Training center uses combat lessons to evolve

Master Sgt. John E. Lasky, Story and photos
Air Force Print News

***image1***There are a lot more trees here than in Iraq. It’s definitely not as hot as in Iraq – and there’s a lot more snow.

But the training going on at this once busy A-10 Thunderbolt II base is straight from the hotspots of Iraq.

The 786th Security Forces Squadron’s Regional Training Center, called “Creek Defender,” is here evaluating SF quads use what they’ve learned for the last two weeks. The squadron’s job is to provide pre-deployment integrated base defense training for U.S. Air Forces in Europe security forces going in war zones.

The training also prepares command security forces for missions throughout the European Command’s area of operations and other with other combatant commands throughout the world.

“After determining our previous training was outdated, the RTC staff prepared a concept of operations in October of 2005 outlining a plan to contemporize our training curriculum,” said Senior Master Sgt. Patrick Herdman, who is the centers superintendent.

Instructors created more than 40 lesson plans incorporating training objectives to counteract insurgent threats in the U.S. Central Command area of operations. The bulk of the plans were constructed with direct feedback from security deployed to war zones.

“We queried previous Creek Defender students currently deployed – and the Army and Marine Corps sources – to ensure we profited from their experiences and integrated tactical lessons learned,” Sergeant Herdman said.

The program concept was founded on the need to change from a purely instruction-based curriculum to one focused on tactics to defeat adversaries. Instructors created a new planning and execution platform focusing threat, capabilities and vulnerabilities based approaches to maximize performance to meet intended effects.

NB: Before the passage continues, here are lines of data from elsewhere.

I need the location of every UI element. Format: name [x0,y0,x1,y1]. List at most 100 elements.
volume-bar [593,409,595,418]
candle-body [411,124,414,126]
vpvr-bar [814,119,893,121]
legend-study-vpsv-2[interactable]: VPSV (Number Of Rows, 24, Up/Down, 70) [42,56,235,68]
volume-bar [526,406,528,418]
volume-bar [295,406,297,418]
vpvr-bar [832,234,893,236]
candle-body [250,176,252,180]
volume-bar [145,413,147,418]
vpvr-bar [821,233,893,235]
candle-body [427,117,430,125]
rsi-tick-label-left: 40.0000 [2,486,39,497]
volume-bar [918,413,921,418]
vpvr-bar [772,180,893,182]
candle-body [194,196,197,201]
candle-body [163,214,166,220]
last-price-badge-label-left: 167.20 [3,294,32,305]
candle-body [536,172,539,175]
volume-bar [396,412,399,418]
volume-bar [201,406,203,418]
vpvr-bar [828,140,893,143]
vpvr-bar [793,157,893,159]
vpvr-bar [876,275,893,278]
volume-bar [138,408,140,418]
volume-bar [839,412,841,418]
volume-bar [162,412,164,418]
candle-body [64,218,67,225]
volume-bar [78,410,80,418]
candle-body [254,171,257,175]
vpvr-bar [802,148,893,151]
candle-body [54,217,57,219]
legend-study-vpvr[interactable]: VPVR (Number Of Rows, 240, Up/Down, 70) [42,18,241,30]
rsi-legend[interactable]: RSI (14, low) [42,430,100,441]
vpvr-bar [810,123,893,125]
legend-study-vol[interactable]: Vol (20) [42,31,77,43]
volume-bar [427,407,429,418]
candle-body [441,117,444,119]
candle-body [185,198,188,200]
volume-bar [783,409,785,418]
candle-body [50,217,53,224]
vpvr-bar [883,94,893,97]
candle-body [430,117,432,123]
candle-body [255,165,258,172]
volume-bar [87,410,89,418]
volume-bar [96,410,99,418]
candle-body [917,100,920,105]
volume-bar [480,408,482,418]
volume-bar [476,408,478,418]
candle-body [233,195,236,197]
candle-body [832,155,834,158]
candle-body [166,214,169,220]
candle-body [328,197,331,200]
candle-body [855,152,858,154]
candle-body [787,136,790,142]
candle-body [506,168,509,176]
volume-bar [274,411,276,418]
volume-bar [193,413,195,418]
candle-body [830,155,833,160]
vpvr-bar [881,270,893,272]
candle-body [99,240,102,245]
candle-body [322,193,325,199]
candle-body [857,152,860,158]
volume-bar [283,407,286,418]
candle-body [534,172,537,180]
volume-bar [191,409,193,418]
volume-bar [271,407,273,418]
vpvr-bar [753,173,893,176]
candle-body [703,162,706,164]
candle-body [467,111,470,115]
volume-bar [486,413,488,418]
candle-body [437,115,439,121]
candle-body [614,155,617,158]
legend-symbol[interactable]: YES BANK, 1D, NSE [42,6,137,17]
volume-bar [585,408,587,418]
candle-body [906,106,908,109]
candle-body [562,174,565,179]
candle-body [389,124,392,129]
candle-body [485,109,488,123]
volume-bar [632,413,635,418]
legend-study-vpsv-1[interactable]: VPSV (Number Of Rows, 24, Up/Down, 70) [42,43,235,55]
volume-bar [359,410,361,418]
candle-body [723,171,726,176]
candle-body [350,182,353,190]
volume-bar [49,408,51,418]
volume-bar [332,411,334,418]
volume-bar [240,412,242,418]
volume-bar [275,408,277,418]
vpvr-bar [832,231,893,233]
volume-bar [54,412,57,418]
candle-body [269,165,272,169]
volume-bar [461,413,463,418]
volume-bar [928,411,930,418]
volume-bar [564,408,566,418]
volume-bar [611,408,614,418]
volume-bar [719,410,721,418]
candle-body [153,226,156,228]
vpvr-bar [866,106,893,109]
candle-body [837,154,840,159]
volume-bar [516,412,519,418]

After completing the new course under the revised curriculum in December, students with deployed experience provided resounding feedback indicating the training offered is what’s needed to prepare for combat operations, Sergeant Herdman said.

***image2***Senior Master Sgt. Glynn Davis, operations superintendent for the 569th U.S. Forces Police Squadron, is a veteran of four previous contingency deployments.

He said, “The training was spot on. This course gave us training to succeed and survive in the desert.”

Tech. Sgt. Rhonda Betterton, of the 100th SFS at Royal Air Force Mildenhall, England, said the course was outstanding.

“The convoy and military operations in urban terrain course make me feel confident and prepared for my upcoming deployment,” she said.

Tech. Sgt. Gregory Marchand, flight chief from the 52nd SFS at Spangdahlem Air Base, Germany, said training made him “feel much more at ease,” because he knows “I’m not deploying into a situation blind.

“That easy feeling I have has also eased some of the anxiety my family has been feeling,” Sergeant Marchand said.  “And that alone makes this the most valuable training I have received.”
Sergeant Herdman said the training cadre’s ultimate goal is to ensure their training is relevant, credible and flexible. The instructors take their job seriously.

“It’s personal,” he said. “We want to ensure the personnel who attend Creek Defender are the best trained and most respected combat professionals, able to meet, defeat or overcome any challenge.”